高価でなかなか手が出ない。仮に買っても手入れが大変で、怠ると錆びてしまう。これもある。
あとは、登録さえすれば、持ち歩けるようだが、家に置いておく以外はなかなかできないと思う。

今度は、日本刀をネット通販で検索してみた。一番最初に出てきたのは「模造刀」という商品だ。
要は、主に亜鉛などのアルミニウム合金や、木、プラスチックなどで刀身が作られたものだ。
これらはもちろん、刃がないので切れないし、研ぐなどの手入れもいらない刀、できない刀だ。
テレビCMでよく見るアニメの刀を再現したプラスチックのものも模造刀にギリギリ入りそうだ。
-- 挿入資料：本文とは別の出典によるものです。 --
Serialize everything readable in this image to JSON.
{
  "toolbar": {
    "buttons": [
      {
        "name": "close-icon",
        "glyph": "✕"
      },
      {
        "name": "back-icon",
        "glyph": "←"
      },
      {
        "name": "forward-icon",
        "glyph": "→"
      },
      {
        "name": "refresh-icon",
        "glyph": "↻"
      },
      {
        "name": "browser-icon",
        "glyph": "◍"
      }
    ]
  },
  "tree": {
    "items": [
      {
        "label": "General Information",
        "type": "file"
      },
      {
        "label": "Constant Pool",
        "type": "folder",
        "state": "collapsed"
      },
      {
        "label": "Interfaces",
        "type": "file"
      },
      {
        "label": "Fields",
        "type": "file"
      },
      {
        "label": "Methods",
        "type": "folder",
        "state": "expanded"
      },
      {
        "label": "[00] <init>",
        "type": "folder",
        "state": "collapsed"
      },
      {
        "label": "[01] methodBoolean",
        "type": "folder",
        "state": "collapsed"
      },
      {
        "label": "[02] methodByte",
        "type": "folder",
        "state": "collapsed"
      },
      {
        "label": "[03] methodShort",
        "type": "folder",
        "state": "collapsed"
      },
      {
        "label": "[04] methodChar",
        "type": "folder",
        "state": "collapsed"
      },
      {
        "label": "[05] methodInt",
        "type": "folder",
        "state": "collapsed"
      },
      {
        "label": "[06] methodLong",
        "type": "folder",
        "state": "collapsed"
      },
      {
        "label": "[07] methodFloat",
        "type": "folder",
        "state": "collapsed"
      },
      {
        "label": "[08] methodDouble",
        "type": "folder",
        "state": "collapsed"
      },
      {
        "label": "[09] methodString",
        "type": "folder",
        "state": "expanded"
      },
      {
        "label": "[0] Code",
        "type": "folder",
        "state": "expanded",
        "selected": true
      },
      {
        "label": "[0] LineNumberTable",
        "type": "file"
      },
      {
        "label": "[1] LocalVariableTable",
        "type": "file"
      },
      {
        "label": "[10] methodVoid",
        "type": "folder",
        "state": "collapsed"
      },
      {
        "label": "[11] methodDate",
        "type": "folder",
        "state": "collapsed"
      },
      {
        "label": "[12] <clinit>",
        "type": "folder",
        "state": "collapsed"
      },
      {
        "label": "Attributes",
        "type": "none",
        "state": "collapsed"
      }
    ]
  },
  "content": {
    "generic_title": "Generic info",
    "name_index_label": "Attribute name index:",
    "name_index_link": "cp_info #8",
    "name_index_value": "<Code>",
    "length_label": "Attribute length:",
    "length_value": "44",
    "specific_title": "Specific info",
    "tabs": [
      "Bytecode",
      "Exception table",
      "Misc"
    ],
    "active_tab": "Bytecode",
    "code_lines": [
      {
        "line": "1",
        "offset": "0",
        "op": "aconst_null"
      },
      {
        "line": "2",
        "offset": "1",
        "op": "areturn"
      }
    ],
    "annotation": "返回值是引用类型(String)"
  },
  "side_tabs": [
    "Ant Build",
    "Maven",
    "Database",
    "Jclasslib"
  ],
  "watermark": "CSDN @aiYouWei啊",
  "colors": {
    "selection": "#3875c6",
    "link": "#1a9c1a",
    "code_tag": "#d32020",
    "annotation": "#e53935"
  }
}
数千円で組み立て式の木の刀も売っていた。刀身や刃文、鞘や鞘置きなども揃い、飾ることができる。
本格的なものは、日本刀の形状に著しく類似している用具で、本物と見紛うものまである。
刀身の表面に、クロムメッキ加工を施し、刃文が入れらた模造刀は、美しさまで兼ね備える。
模造刀であっても刀身を鋳造で作るものもあり、彫刻のように刃文も彫り込む場合すらある。

使い道もそれぞれで、子供同士で遊ぶためのもの、舞台で使うもの、武道で使うものなどがある。
居合道という武道で使うものは、居合刀と呼ばれ、再現性が高い。値段も5万円をこえるものもある。
つまり、形状、重さ、切れ具合、精巧さ、手入れの有無、そして価格などで種類があるのだ。
これらは日本刀を頂点とする広がりの中に存在している。ステップアップなどしていけないだろうか。

日本刀を文化にしていくためには、身近に日本刀があり、見たり、手に取ったりする習慣がいる。
とはいえ、いきなり本物の日本刀を何十万もかけて購入することはできない。危険でもある。
しっかりと段階を踏んで、日本刀に宿る精神性も含めて、一歩一歩学びながら進めばいいと思う。
朝のルーチン、四季の行事などに模造刀を使った演出や心のケアを色々考えてみたくなった。